Kavanaugh pointed out that American media has been engaged in “wartime propaganda,” making its posturing against what they call “disinformation” by Russian media hypocritical at best.
“They’ve acknowledged it: they are the vehicles for the American government telling lies about the war in order to prop up support for Kiev’s side and in order to generate support for America to go into a war,” he said. “This is very dangerous.”
“What they’re doing is putting pressure on [RM Broadcasting owner Arnold Farolito] and they’re trying to put pressure on any Americans involved in this [Sputnik News operations] to stop it.”
Indeed, the National Association of Broadcasters, a trade association and lobby group that’s no stranger to censorship of the airwaves, demanded last month that US broadcasters pull the plug on any operations with “Russian-sponsored programming.” NAB CEO Curtis LeGeyt said in a statement that "while the First Amendment protects freedom of speech, however, it does not prevent private actors from exercising sound, moral judgment.”
Contrary to the fear that CNN tried to put behind the notion that Sputnik is “seeding doubt and distrust” about the American narrative, Kavanaugh said that was actually a good thing.
“‘We can’t have radio, media instilling doubt about the government’. That’s just the opposite of what the media should be saying. They should be saying: ‘our job is to tell you what the government won’t and to show you why you should doubt the government,” he said.

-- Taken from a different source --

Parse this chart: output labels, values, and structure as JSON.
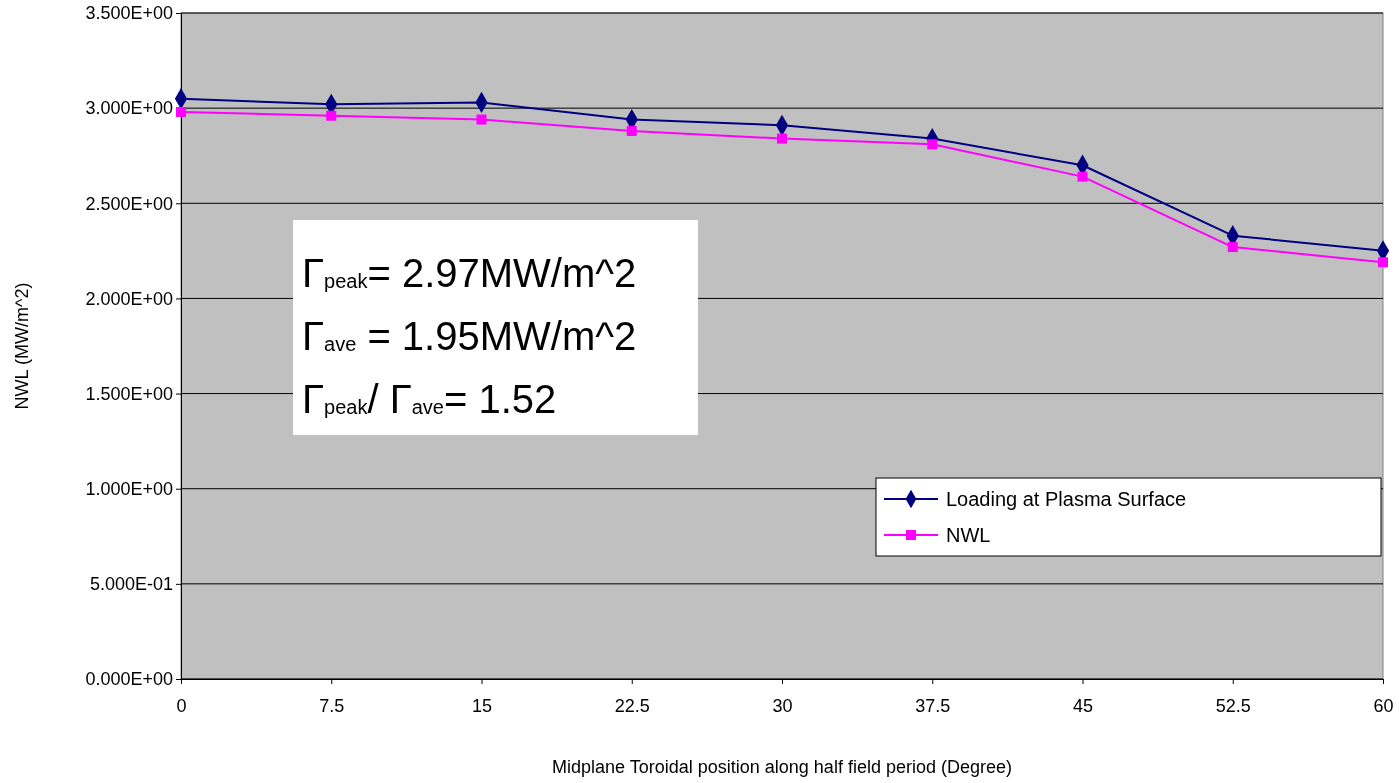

‘Noble Lie’ of Pro-War Propaganda

Leon recalled an NBC story from April 5 about how US media has consciously repeated US intelligence that “wasn’t rock solid, officials said, to keep Russian President Vladimir Putin off balance.”
“How dare you doubt the narrative of the government that admitted that it’s lying to you,” Leon said ironically, characterizing it as a type of “noble lie,” a political ploy of social control dating back to Plato’s Republic, which Leon summarized as “‘we’re lying to you because we have to.”
The Howard University professor rejected the notion that Sputnik’s reporting is simply “questioning” the dominant narrative: “we are providing evidence and analysis by those who know, that challenge the narrative.”
“Every American knows they’ve been lied into war multiple times over the past two decades. I mean, let’s go back to ‘Remember the Maine,” Kavanaugh said, recalling the role yellow journalism played in whipping up popular support for the Spanish-American War after the battleship USS Maine mysteriously sunk in Havana harbor in 1898.
The author said that in that situation, “the press is part of the government apparatus that is pushing you, manufacturing consent for war. And this is what’s happening now. And for the media, for journalists to get up and say ‘there’s a real problem with any journalism, any media that sows doubt about that, that makes you think twice about that, about going to war, resist wartime propaganda that we’re giving you,’ I mean, that’s just outrageous that a journalist could think that would be something that they should say or could say and have any credibility. But that’s the stage we’re at now and it’s very frightening, and it’s going to get worse, I think.”
Another prescient example they cited was White House spokesperson Jen Psaki reportedly planning on leaving the Biden administration for a job at MSNBC, one of the agencies whose reporters are supposed to grill the press secretary daily and hold the government accountable.
“From what’s reported, she was negotiating between CNN and MSNBC while she was working for the White House. So the thought is, she was being deferential to both MSNBC and CNN, trying to negotiate the best position for herself,” Leon noted.
“I’m not negotiating for a job with CNN or MSNBC, neither are you guys, and that’s the point. There is this kind of incestuous relationship between the media and the politicians,” Kavanaugh added.